06042010.jpg Immer wieder entdecke ich im Internet, dass Ideen, die ich ausbrüte und die mir zunächst ungewöhnlich und unbekannt scheinen, bereits verwirklicht sind. So schlug ich gestern – inspiriert durch die 8. Türkisch-Olympiade im heimatlichen Kreuzberger Tempodrom – einer lernfähigen Volkspartei einen „Landeswettbewerb Jugend rezitiert“ vor, ähnlich dem äußerst erfolgreichen „Jugend musiziert“.

Dabei dachte ich an den Vortrag einiger Pflichtstücke von Goethe und Schiller, daneben Pflichtstücke aus dem 19. und dem 20. Jahrhundert sowie auch eine Eigendichtung jedes Teilnehmers. Goethe und Schiller, das waren zwei großartige Männer, echte Europäer, aufsässig, oftmals widerborstig, kaum zu bändigen als junge Männer, draufgängerisch-machohaft, aber später doch recht verantwortungsbewusst. Wer Goethe und Schiller akzent- und fehlerfrei rezitieren kann, der spricht besser Deutsch als 80% unserer Bevölkerung. Das wäre doch was für unsre Ghetto-Kids!

Ich z.B. musste als 7-Jähriger bereits die erste Hälfte von Schillers Bürgschaft auswendig vortragen, und meine Oma freute sich an ihrem Geburtstag herzlich darüber. Wir fuhren zu dem Zwecke eigens nach Berchtesgaden an den Fuß des gletscherbedeckten Watzmann! Die zweite Hälfte rezitierte mein älterer Bruder. Es hat uns nicht geschadet aufzusagen:

Zu Dionys, dem Tyrannen, schlich
Damon, den Dolch im Gewande;
ihn schlugen die Häscher in Bande.
„Was wolltest du mit dem Dolche, sprich!“

Es war merkwürdig: Dass  jemand seinen Willen einfach mit einem Dolch durchsetzen wollte, erschien mir sehr sehr fernliegend. Heute ist es aber für einige unserer Neuköllner Jugendlichen Normalität geworden, dass unsere jungen Männer mit Macheten aufeinander losgehen.  Das heißt: Schillers Erfahrungsraum ist der Lebenswelt der Neuköllner Jugendlichen, die vor Richterin Kirsten Heisig als ihre Stammkundschaft erscheinen, weit näher als uns Buben aus dem behütet-bildungsnahen Bürgertum! Was für eine Chance böten die Frühwerke Schillers für den Landeswettbewerb „Jugend rezitiert“!

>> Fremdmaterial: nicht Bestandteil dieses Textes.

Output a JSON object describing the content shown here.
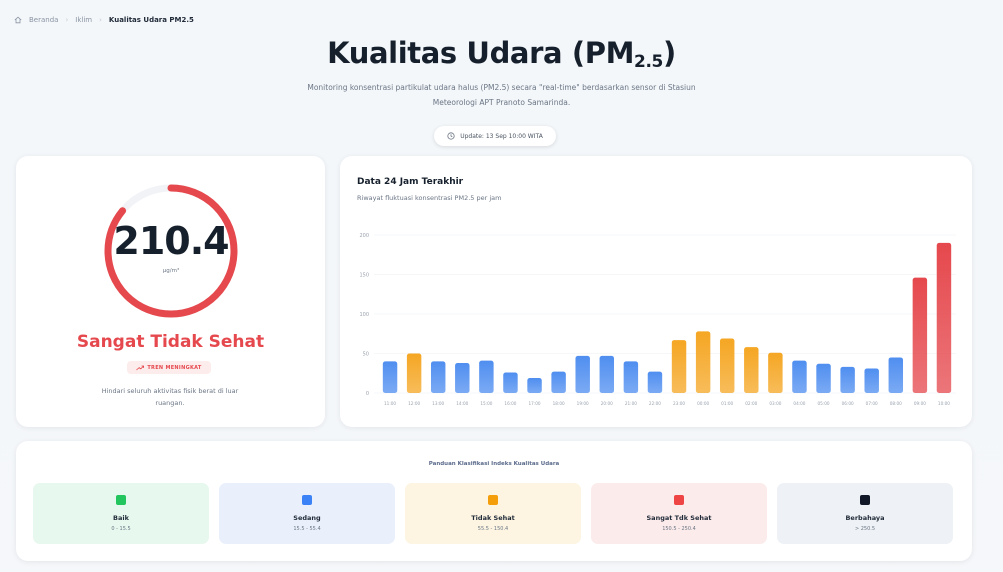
{
  "breadcrumb": {
    "home": "Beranda",
    "section": "Iklim",
    "current": "Kualitas Udara PM2.5"
  },
  "header": {
    "title_main": "Kualitas Udara (PM",
    "title_sub": "2.5",
    "title_close": ")",
    "subtitle": "Monitoring konsentrasi partikulat udara halus (PM2.5) secara \"real-time\" berdasarkan sensor di Stasiun Meteorologi APT Pranoto Samarinda.",
    "update": "Update: 13 Sep 10:00 WITA"
  },
  "current": {
    "value": "210.4",
    "unit": "µg/m³",
    "gauge_fraction": 0.86,
    "status": "Sangat Tidak Sehat",
    "trend": "TREN MENINGKAT",
    "advice": "Hindari seluruh aktivitas fisik berat di luar ruangan."
  },
  "chart_section": {
    "title": "Data 24 Jam Terakhir",
    "subtitle": "Riwayat fluktuasi konsentrasi PM2.5 per jam"
  },
  "chart_data": {
    "type": "bar",
    "categories": [
      "11:00",
      "12:00",
      "13:00",
      "14:00",
      "15:00",
      "16:00",
      "17:00",
      "18:00",
      "19:00",
      "20:00",
      "21:00",
      "22:00",
      "23:00",
      "00:00",
      "01:00",
      "02:00",
      "03:00",
      "04:00",
      "05:00",
      "06:00",
      "07:00",
      "08:00",
      "09:00",
      "10:00"
    ],
    "values": [
      40,
      50,
      40,
      38,
      41,
      26,
      19,
      27,
      47,
      47,
      40,
      27,
      67,
      78,
      69,
      58,
      51,
      41,
      37,
      33,
      31,
      45,
      146,
      190
    ],
    "colors": [
      "#4f8ef0",
      "#f5a623",
      "#4f8ef0",
      "#4f8ef0",
      "#4f8ef0",
      "#4f8ef0",
      "#4f8ef0",
      "#4f8ef0",
      "#4f8ef0",
      "#4f8ef0",
      "#4f8ef0",
      "#4f8ef0",
      "#f5a623",
      "#f5a623",
      "#f5a623",
      "#f5a623",
      "#f5a623",
      "#4f8ef0",
      "#4f8ef0",
      "#4f8ef0",
      "#4f8ef0",
      "#4f8ef0",
      "#e5484d",
      "#e5484d"
    ],
    "yticks": [
      "200",
      "150",
      "100",
      "50",
      "0"
    ],
    "ylim": [
      0,
      200
    ],
    "grid": true
  },
  "legend": {
    "title": "Panduan Klasifikasi Indeks Kualitas Udara",
    "items": [
      {
        "name": "Baik",
        "range": "0 - 15.5",
        "color": "#22c55e",
        "bg": "#e7f8ee"
      },
      {
        "name": "Sedang",
        "range": "15.5 - 55.4",
        "color": "#3b82f6",
        "bg": "#e9f0fc"
      },
      {
        "name": "Tidak Sehat",
        "range": "55.5 - 150.4",
        "color": "#f59e0b",
        "bg": "#fdf5e2"
      },
      {
        "name": "Sangat Tdk Sehat",
        "range": "150.5 - 250.4",
        "color": "#ef4444",
        "bg": "#fcebeb"
      },
      {
        "name": "Berbahaya",
        "range": "> 250.5",
        "color": "#111827",
        "bg": "#eef1f5"
      }
    ]
  }
}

Finstere Wüteriche – bereitet euch vor! Zeigt es den behüteten Bürgersöhnen!

Und genau diese Idee – Integration, sprachlich-sittliche Höherbildung unserer jungen verwöhnten Machos durch klassische Bildung – haben sie in Weimar selbst auch schon ausgeheckt und umgesetzt. Chapeau!

Jugendprojekt: Götterfunken für harte Neuköllner – SPIEGEL ONLINE – Nachrichten – SchulSPIEGEL
„Wir wollen die Akzeptanz bei Jugendlichen für jahrhundertealtes Kulturgut schaffen“, sagt Projektleiter Peer Wiechmann. In Neukölln oder Marzahn, wo die 16 Teilnehmer herkommen, bekämen die wenigsten einen Bezug dazu. Das Ziel ist ambitioniert. Wiechmann sieht in dem Projekt einen Weg, die Jugendlichen kulturell an der Gesellschaft teilhaben zu lassen.

Zitatnachweis: Friedrich Schiller: Sämtliche Werke. Erster Band. Gedichte. Dramen I. Wissenschaftliche Buchgesellschaft Darmstadt, 8., durchgesehene Auflage, 1987, S. 352

Das Bild zeigt einen abschmelzenden Gletscher am Fuße des heimischen Kreuzbergs, aufgenommen vor 2 Stunden. Eine Folge des Klimawandels? Wohl kaum. Eher vermute ich: Es wird Frühling.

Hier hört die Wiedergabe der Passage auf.